Each business can receive up to 500 scholarships — the equivalent of $100,000 in tech training.

To help job seekers and businesses obtain the digital skills needed to thrive in the 21st century, Google has announced a new Career Certificate program and a plan to give every US business up to $100,000 in free tech training.

Career certificate: Google currently offers several certification programs through the online learning platform Coursera.

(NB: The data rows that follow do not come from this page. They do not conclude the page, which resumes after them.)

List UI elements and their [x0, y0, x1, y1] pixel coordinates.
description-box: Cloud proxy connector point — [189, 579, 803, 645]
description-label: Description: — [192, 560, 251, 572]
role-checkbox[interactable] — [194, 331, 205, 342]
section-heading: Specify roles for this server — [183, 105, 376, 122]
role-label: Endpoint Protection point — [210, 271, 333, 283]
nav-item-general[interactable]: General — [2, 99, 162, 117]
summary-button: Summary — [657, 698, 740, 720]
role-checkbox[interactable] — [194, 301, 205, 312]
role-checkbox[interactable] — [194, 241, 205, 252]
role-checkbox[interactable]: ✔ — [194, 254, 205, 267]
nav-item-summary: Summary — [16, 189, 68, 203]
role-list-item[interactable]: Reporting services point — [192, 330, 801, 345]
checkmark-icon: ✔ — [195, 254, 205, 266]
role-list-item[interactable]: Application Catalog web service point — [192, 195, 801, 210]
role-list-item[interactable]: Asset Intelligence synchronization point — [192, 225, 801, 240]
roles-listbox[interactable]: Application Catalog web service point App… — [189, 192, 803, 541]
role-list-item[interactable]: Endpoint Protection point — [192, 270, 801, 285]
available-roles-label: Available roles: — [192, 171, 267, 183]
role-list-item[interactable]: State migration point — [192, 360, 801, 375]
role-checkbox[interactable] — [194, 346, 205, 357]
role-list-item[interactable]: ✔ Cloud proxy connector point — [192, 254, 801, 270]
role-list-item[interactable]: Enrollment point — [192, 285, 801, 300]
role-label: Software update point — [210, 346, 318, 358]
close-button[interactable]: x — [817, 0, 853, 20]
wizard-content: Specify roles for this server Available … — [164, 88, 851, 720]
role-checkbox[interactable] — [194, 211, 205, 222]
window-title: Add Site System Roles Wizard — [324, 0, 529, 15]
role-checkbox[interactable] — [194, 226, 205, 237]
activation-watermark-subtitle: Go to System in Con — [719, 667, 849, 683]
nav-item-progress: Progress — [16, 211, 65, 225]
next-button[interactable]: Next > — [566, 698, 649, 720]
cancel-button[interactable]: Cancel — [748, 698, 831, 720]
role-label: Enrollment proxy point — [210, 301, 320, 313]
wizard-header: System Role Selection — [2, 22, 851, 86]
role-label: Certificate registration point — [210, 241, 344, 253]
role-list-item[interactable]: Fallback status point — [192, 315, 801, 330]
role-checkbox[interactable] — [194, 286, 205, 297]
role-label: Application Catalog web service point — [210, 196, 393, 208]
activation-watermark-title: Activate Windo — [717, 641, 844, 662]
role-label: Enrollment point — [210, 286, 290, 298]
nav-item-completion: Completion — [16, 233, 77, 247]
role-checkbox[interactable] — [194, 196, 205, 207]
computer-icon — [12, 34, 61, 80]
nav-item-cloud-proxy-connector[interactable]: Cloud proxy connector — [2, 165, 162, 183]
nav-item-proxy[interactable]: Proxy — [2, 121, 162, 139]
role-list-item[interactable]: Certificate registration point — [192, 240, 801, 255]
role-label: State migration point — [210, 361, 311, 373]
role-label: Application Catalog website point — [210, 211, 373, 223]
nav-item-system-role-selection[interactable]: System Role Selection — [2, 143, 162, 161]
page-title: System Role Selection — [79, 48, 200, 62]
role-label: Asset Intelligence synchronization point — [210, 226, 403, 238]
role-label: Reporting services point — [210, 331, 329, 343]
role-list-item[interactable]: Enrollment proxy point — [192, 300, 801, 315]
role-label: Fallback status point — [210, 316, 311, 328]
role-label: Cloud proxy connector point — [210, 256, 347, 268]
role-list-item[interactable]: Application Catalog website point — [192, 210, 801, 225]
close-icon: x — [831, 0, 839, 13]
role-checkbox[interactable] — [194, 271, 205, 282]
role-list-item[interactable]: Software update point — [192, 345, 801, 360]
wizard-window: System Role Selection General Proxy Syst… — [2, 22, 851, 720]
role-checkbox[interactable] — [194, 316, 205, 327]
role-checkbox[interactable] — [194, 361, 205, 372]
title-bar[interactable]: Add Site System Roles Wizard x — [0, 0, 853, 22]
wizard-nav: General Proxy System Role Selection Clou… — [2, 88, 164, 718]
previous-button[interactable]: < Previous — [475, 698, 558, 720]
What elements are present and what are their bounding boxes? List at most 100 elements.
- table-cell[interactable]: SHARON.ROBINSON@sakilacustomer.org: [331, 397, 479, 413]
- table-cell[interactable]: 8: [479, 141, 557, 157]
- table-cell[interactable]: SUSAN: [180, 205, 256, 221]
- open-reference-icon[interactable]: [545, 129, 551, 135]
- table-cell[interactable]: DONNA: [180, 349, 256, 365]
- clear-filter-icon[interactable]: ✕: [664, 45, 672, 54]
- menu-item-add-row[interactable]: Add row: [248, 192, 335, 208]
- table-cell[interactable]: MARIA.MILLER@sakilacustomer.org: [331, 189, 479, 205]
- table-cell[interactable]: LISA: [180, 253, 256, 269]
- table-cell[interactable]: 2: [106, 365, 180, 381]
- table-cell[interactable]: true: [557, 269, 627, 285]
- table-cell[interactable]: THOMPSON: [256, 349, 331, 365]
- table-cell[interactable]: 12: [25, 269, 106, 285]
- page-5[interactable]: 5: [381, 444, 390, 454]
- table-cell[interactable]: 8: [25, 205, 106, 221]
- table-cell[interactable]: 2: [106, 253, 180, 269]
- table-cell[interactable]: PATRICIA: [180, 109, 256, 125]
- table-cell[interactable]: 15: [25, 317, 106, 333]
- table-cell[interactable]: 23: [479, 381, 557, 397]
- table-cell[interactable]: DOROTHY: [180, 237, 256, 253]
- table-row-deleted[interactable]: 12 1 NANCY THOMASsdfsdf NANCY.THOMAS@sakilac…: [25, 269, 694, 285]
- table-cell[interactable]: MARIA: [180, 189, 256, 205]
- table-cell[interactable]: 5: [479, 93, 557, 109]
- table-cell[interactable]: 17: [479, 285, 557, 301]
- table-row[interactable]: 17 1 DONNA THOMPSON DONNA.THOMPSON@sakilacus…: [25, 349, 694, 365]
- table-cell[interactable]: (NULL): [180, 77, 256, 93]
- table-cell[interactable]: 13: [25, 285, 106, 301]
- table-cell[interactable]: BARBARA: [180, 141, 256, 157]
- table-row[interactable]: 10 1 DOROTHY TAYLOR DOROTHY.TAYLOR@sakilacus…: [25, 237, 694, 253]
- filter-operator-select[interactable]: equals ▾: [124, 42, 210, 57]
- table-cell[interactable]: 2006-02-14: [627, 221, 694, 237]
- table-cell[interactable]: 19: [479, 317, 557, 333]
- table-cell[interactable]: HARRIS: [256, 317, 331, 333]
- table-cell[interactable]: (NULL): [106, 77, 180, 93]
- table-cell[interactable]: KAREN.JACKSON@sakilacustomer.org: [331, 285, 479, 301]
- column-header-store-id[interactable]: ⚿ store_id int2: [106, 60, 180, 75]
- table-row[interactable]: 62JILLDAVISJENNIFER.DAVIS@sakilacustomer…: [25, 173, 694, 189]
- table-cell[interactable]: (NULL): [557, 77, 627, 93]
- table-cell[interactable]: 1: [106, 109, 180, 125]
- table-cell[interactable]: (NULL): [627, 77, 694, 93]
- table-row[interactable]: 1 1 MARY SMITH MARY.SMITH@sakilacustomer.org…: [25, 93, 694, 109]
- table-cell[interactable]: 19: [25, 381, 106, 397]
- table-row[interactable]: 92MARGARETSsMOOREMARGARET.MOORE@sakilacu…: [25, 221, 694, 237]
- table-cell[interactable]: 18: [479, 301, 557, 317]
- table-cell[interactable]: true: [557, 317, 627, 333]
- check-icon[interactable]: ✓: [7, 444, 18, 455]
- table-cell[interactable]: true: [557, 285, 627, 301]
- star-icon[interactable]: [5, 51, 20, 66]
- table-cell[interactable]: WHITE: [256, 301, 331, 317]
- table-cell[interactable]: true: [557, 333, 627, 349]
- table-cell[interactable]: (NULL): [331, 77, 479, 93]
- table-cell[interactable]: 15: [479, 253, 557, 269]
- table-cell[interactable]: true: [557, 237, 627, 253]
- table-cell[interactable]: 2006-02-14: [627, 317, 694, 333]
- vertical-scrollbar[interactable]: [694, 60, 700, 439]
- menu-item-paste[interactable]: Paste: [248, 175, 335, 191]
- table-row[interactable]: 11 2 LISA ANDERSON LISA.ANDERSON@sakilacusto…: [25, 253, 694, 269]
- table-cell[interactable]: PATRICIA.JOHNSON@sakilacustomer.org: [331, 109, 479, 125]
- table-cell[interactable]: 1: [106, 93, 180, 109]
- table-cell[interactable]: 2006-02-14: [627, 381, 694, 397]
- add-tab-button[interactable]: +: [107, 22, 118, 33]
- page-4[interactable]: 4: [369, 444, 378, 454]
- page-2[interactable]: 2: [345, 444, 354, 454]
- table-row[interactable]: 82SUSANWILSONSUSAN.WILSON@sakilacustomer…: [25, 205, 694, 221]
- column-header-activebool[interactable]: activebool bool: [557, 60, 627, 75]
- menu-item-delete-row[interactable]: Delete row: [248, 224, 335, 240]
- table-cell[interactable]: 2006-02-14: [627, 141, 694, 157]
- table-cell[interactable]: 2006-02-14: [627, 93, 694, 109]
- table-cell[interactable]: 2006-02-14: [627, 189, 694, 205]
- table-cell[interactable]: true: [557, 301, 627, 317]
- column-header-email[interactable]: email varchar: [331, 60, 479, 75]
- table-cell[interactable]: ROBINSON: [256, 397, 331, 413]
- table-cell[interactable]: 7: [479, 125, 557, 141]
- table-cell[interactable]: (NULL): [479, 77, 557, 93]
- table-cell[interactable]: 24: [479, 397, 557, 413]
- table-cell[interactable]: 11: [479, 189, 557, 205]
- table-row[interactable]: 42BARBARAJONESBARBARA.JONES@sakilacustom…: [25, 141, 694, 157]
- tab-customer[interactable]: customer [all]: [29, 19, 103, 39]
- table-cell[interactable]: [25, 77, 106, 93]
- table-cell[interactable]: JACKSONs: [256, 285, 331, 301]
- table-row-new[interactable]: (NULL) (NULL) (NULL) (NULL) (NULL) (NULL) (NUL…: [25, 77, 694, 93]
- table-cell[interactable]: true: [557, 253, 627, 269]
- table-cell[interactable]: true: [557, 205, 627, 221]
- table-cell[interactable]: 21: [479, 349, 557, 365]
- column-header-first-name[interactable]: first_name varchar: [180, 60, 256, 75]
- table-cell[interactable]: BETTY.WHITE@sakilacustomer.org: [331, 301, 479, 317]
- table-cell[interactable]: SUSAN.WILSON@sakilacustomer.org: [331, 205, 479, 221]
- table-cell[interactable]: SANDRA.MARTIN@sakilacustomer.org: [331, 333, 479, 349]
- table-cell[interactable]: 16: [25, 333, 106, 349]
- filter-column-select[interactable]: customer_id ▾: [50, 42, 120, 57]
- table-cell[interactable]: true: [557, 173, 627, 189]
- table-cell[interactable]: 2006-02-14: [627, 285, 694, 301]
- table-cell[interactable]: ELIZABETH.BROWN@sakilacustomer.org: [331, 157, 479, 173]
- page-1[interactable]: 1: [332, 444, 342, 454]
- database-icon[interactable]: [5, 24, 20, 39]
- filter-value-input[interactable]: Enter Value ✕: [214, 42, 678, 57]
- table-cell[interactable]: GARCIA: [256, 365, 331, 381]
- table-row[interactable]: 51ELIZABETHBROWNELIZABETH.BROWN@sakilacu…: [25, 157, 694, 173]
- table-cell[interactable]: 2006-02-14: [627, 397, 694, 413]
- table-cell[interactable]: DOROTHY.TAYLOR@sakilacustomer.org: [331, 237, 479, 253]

Each is designed and taught by Google employees, and enrollees can complete a program in three to six months of part-time study, at a cost of less than $235.

Google’s calls these “Career Certificates,” and each trains a person for a specific high-demand job: IT specialist, data analyst, project manager, or user experience designer.

Google recognizes these certificates as equivalent to four-year degrees when hiring people for relevant jobs (as do some other companies), and several American universities treat the certificates as equal to 12 academic credits, helping students obtain their degrees at a lower cost.

Each Google Career Certificate trains a person for a specific high-demand job, such as IT specialist or data analyst.

What’s new? Google has now announced that it will provide up to 500 scholarships for its Career Certificate programs to any US business — equivalent to $100,000 in free employee tech training per business.

It has also launched a new Digital Marketing & E-commerce Career Certificate that will teach the skills needed to find customers, build online stores, and more.

Businesses must be registered in the US to qualify for the scholarships, and the free courses will be available on Coursera through December 18, 2024.

“For every scholarship we give, a business will be gaining capabilities and an employee will be growing new skills.”

Lisa Gevelber

Thinking small: Google’s Career Certificate scholarships could be particularly helpful to small businesses, which might not be able to afford to pay for employee training, but could benefit from building up its skills internally — training a staffer to build an online store or analyze website traffic, for example.

“[D]igitally advanced businesses report 20 times better customer acquisition rates. Yet almost half (49%) of small businesses still lack the information and skills needed to use digital tools,” Lisa Gevelber, founder of Grow with Google, wrote in the announcement

“For every scholarship we give, a business will be gaining capabilities and, at the same time, an employee will be growing new skills,” she added.